A Mona, quando eu fiz seis anos, me deixou catar garrafas de vidro e potes pela rua. A Cristal estava bem velhinha, não corria mais. Os cílios e o pelo que eram pretos ficaram grisalhos. A vivacidade e agilidade dela foram substituídas pela sabedoria e quietude. Com ela aprendi a ser paciente e cuidadoso. Ela colocava um galho na boca antes de pegar qualquer coisa no lixo. Eu não entendia muito bem a razão. Quando levei um corte profundo na mão esquerda, percebi o quanto ela tinha a me ensinar.

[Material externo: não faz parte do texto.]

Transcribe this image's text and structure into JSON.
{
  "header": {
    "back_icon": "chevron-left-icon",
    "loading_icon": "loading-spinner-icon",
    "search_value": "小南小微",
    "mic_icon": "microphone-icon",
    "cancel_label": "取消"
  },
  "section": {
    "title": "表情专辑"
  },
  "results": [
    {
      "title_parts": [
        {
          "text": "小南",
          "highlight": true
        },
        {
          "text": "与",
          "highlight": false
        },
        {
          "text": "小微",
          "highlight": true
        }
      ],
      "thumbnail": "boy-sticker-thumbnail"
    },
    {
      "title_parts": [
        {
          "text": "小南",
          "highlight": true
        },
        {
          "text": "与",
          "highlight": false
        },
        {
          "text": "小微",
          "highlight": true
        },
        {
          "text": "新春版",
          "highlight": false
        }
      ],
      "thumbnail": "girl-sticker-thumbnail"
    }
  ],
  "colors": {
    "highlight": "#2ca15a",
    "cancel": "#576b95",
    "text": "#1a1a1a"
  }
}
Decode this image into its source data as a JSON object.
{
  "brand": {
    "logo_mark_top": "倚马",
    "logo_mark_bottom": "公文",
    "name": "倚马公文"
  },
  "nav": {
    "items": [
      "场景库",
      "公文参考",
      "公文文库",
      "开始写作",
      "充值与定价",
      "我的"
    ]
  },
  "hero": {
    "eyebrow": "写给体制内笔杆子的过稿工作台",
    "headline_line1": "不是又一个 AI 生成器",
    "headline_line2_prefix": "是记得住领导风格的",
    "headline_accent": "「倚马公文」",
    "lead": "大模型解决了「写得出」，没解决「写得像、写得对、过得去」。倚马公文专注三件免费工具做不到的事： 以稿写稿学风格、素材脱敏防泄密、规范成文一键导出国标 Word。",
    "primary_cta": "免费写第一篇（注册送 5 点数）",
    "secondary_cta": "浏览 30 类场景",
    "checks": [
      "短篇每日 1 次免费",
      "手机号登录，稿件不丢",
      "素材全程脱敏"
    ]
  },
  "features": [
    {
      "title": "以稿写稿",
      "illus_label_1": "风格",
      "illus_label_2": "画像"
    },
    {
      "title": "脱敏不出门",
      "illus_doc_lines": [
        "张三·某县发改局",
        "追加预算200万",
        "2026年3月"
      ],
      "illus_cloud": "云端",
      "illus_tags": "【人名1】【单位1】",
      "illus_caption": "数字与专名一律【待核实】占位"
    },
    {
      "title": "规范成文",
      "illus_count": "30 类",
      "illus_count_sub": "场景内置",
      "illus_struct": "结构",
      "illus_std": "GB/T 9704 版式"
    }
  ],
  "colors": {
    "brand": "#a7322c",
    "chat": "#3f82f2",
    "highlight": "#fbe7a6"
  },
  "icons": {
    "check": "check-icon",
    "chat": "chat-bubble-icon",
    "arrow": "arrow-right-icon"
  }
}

Saíamos cedo, por volta das seis horas e voltávamos na hora do almoço. Trazíamos o carrinho de supermercado abarrotado. A Mona fazia a seleção, limpava as garrafas e os potes e nos servia o almoço. O cardápio dependia do que conseguíamos dos restos da feira. O dono do açougue nos dava as carnes que estavam próximas do vencimento. A comida era simples, mas nutritiva e feita com capricho. Depois do almoço, dormíamos na rede e a Cristal ao nosso lado. De tarde, preparávamos chá ou suco de marmelo e comíamos a geleia ou doce da fruta. Num dia bom, quando eu e a Mona conseguíamos vender algum produto no semáforo (geleia, doce, xarope e licor), tínhamos pão de sal e torradinhas para o lanche.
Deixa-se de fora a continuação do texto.